Crítica escrita por Ernesto Loaizapara a cobertura do Festival Varilux de Cinema Francês 2023.

Sinopse: Dono de uma galeria de arte, Arthur Forestier representa Renzo Nervi, um pintor em plena crise existencial. Os dois homens sempre foram amigos e, apesar de todos os contratempos, o amor pela arte os une. Sem inspiração há vários anos, Renzo gradualmente afunda em um radicalismo que o torna incontrolável. Para salvá-lo, Arthur desenvolve um plano ousado que acabará testando sua relação. Até onde você iria pela amizade?

O Renascimento (2023) narra as desventuras em série do galerista Arthur e do artista depressivo Renzo, enquanto tentam conciliar a amizade de longa data com a profissão. A obra, dirigida por Rémi Bezançon, é uma adaptação do filme argentino Minha Obra Prima (2018), e, pelo trailer do filme original, compartilha vários momentos emblemáticos da versão anterior. Por exemplo, no início do filme, Arthur está quase vendendo um quadro para uma cliente importante, até que Renzo entra na galeria e dá três tiros no quadro, um para cada cabeça que foi pintada. Essa dinâmica da dupla se perpetua ao longo do filme e demonstra a incompatibilidade na relação dos dois, já que Arthur é amigo de um homem que põe todos os seus planos a perder. Apesar disso, a abordagem assumidamente “bromance” põe de lado qualquer suspeita de amizade por interesse ou de conflito pessoal, no sentido de que um não está explorando ou sabotando o outro — são apenas indivíduos complicados tentando manter a proximidade apesar de seus anseios internos. Dessa forma, pelo teor “buddy movie”, o filme aposta em uma narrativa episódica, com blocos cômicos bem identificáveis, enquanto discussões sobre o futuro e a utilidade da arte permeiam toda a extensão da obra.
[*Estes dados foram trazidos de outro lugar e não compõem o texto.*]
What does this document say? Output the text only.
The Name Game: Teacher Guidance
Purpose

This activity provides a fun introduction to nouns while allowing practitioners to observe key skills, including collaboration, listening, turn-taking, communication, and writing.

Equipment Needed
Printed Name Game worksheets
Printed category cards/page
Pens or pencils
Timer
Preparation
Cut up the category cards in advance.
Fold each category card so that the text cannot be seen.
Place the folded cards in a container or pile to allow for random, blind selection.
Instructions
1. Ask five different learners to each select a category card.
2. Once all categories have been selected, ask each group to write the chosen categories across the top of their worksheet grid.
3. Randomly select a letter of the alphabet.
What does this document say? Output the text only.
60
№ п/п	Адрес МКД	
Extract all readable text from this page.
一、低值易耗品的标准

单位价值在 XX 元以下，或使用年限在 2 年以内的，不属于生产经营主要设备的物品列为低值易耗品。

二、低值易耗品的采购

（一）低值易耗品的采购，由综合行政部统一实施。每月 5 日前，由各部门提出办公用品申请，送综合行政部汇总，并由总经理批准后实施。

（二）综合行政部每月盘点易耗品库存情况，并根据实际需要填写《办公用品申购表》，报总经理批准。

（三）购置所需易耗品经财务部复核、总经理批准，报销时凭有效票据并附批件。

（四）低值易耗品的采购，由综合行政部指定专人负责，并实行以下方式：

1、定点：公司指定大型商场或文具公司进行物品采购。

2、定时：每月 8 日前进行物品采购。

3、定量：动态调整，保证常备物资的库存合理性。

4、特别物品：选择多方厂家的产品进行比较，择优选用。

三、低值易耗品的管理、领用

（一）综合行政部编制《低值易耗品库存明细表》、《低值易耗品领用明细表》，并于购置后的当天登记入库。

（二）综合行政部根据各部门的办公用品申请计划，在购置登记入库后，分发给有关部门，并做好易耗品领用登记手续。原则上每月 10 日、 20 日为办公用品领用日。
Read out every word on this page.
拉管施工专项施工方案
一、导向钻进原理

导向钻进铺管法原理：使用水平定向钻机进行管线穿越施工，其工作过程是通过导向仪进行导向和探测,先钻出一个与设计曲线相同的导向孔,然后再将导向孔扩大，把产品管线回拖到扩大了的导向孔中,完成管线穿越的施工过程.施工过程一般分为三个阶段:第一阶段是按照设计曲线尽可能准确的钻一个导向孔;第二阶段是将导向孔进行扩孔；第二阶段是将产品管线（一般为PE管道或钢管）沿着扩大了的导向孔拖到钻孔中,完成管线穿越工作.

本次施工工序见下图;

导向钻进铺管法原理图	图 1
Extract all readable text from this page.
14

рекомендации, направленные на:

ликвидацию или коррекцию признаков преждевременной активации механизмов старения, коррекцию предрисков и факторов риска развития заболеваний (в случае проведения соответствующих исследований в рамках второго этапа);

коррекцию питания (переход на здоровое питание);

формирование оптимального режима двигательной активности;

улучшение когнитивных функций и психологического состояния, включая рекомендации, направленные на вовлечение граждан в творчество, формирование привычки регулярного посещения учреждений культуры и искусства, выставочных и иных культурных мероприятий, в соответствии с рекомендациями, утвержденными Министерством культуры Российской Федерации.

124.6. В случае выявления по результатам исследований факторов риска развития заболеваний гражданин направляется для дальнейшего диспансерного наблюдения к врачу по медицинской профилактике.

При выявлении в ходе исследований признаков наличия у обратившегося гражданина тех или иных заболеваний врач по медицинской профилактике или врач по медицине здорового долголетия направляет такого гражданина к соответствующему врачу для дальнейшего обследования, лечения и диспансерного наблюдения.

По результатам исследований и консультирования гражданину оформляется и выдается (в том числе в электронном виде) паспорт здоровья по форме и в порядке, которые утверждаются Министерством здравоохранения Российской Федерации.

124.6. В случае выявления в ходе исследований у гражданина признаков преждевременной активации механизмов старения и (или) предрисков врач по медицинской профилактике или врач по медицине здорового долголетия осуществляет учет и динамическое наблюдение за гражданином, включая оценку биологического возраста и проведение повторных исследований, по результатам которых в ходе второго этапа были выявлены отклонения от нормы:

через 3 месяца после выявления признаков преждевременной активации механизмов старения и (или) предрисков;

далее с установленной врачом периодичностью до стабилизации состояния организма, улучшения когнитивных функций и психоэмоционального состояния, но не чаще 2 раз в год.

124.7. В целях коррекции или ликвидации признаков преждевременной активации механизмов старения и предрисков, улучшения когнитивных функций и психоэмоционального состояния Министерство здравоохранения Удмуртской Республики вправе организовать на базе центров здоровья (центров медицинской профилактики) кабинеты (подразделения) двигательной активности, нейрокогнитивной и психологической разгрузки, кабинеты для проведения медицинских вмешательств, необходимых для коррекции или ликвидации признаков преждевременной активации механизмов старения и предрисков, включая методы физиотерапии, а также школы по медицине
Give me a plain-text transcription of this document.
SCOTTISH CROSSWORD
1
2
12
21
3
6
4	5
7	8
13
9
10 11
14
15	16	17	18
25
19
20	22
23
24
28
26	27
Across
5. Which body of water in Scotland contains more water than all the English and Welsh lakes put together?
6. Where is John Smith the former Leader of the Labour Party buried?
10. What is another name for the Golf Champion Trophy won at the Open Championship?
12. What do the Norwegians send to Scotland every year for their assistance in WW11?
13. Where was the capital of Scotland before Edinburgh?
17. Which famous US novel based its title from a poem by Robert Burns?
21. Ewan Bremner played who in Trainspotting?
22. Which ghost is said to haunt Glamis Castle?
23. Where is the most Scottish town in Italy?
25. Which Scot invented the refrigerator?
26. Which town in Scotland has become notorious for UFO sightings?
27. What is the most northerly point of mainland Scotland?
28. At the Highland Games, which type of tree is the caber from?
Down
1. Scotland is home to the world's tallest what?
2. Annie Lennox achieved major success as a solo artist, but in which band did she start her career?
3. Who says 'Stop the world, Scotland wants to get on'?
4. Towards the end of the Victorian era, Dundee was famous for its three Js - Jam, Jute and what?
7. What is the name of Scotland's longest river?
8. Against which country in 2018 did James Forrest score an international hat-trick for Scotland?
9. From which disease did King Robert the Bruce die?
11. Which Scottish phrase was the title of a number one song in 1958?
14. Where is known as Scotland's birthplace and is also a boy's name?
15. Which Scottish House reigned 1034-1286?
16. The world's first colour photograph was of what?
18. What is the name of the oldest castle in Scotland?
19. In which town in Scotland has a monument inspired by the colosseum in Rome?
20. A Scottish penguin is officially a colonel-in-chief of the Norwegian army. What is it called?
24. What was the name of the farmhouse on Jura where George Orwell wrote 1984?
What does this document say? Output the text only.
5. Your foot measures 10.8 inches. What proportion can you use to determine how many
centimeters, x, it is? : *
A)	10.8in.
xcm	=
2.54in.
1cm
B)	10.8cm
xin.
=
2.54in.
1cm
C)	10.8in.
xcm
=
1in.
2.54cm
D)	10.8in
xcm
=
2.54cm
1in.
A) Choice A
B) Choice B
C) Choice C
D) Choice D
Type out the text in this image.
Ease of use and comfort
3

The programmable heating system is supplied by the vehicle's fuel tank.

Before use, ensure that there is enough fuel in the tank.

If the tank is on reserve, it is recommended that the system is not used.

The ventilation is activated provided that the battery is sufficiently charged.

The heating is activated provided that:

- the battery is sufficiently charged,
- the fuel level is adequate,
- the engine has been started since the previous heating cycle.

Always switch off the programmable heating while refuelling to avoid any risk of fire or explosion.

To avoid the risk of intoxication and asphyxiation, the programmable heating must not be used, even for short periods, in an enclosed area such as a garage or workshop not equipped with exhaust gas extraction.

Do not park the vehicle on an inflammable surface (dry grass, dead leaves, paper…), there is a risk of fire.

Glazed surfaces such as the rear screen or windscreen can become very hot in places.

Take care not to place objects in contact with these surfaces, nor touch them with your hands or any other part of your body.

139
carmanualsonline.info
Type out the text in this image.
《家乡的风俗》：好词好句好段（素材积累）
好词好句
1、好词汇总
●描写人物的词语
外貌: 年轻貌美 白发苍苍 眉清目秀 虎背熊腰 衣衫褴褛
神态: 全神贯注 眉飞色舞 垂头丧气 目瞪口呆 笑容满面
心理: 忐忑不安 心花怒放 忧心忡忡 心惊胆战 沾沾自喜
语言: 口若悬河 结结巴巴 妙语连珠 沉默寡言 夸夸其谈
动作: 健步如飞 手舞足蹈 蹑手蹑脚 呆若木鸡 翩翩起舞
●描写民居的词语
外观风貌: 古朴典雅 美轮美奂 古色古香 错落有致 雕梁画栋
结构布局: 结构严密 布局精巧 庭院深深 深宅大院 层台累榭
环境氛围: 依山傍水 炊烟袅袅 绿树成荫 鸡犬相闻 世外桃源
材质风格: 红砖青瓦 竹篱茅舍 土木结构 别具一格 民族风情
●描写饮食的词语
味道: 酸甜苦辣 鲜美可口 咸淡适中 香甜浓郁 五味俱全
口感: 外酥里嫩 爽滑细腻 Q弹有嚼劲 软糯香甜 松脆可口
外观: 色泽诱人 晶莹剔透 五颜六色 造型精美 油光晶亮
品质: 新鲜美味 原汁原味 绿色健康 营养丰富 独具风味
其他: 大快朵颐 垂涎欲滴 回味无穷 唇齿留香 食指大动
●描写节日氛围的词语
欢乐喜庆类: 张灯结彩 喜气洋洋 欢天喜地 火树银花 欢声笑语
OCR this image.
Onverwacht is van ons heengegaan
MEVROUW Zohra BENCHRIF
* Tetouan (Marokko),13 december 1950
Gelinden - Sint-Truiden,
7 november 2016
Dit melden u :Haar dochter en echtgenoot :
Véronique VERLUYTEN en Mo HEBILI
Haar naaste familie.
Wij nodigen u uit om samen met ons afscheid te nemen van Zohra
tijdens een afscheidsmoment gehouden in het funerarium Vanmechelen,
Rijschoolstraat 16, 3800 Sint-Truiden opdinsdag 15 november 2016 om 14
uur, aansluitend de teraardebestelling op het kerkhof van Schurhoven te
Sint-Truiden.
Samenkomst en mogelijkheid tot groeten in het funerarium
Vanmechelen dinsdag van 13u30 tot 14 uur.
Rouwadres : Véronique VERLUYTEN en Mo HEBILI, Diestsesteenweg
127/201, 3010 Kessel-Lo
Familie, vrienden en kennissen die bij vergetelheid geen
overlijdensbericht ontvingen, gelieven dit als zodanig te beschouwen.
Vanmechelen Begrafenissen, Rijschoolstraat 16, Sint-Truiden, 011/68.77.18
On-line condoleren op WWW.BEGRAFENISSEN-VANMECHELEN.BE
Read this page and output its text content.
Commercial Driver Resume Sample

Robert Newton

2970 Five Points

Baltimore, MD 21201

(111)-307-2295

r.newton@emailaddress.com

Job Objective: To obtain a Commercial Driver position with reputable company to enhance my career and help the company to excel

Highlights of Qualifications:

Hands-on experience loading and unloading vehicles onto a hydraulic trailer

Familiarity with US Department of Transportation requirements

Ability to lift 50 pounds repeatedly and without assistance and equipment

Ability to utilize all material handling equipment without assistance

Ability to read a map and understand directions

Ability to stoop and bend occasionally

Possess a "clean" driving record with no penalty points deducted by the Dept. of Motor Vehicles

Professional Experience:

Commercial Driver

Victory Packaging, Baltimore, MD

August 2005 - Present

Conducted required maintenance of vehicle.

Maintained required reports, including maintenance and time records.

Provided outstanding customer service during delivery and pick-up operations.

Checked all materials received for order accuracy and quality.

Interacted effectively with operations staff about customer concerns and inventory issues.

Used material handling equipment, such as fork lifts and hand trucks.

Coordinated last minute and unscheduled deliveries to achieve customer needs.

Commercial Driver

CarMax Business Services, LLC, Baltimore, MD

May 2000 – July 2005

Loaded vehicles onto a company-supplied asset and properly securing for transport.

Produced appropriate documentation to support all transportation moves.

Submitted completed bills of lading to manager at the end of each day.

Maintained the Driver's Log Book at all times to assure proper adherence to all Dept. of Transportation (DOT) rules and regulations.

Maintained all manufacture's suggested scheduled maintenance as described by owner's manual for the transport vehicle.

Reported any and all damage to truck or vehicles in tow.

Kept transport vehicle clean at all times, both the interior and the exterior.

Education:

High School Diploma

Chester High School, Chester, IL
O caráter episódico do filme faz com que a dupla pareça presa em suas peculiaridades e discussões, enquanto o mundo em volta se transforma, pessoas vêm e vão em suas vidas e eles se mantêm na mesma circularidade do mercado artístico que estão inseridos. É pela figura de Renzo que ocorre a tentativa de quebrar esse ciclo artístico que, há muito, deixou de fazer sentido para ele. A precificação da arte, por exemplo, é uma pauta discutida no filme, já que novas formas artísticas parecem vir atreladas a novos modelos de negócio, como os NFTs, por exemplo, que tanto Arthur quanto Renzo não conseguem sequer compreender do que se trata. Também é discutido que, quando um artista morre, suas obras automaticamente sobem de preço. Ou, também, Renzo não aceita assinar um quadro feito por encomenda de um empresário agropecuário, porque estaria, em sua visão, sendo conivente com práticas cruéis contra os animais. É resultado desse cenário contemporâneo que Renzo se deprime e se volta contra sua própria arte de maneira violenta. Já no caso de Arthur, sua insatisfação com o tempo presente decorre mais do cansaço de vestir uma máscara de galerista, tentando conseguir negócios sem propósito para um artista que ele admira. Remontando a tempos passados, lembra-se de quando os dois eram mais radicais e livres de certas amarras sociais inseparáveis do capitalismo. Portanto, nessa comunhão de insatisfação, criam um plano arriscadíssimo para recuperar sua liberdade e, no processo, descobrem propósitos maiores para suas vidas.

Assim, O Renascimento, como o próprio título do filme aponta, apresenta a história de duas pessoas presas em um sistema que mina o que é verdadeiramente humano, com o objetivo de se concentrar nas vendas, que recorrem a meios extremos para fazer suas vidas parecerem úteis novamente primeiro para si, depois para os outros. Aliás, o filme passa muito tempo centrado neles e em seus anseios, mas é a partir da aproximação das protagonistas com Alex, jovem aspirante a pintor, que eles iniciam essa jornada de encontrar um novo propósito para suas vidas. No fim das contas, o interminável debate sobre utilidade, futuro e sentido da arte, abordado em meio ao teor leve e divertido da obra, resulta em uma frase, também cômica, mas que simboliza bem o que o filme apresenta: o sentido da arte… são os amigos que fazemos no caminho.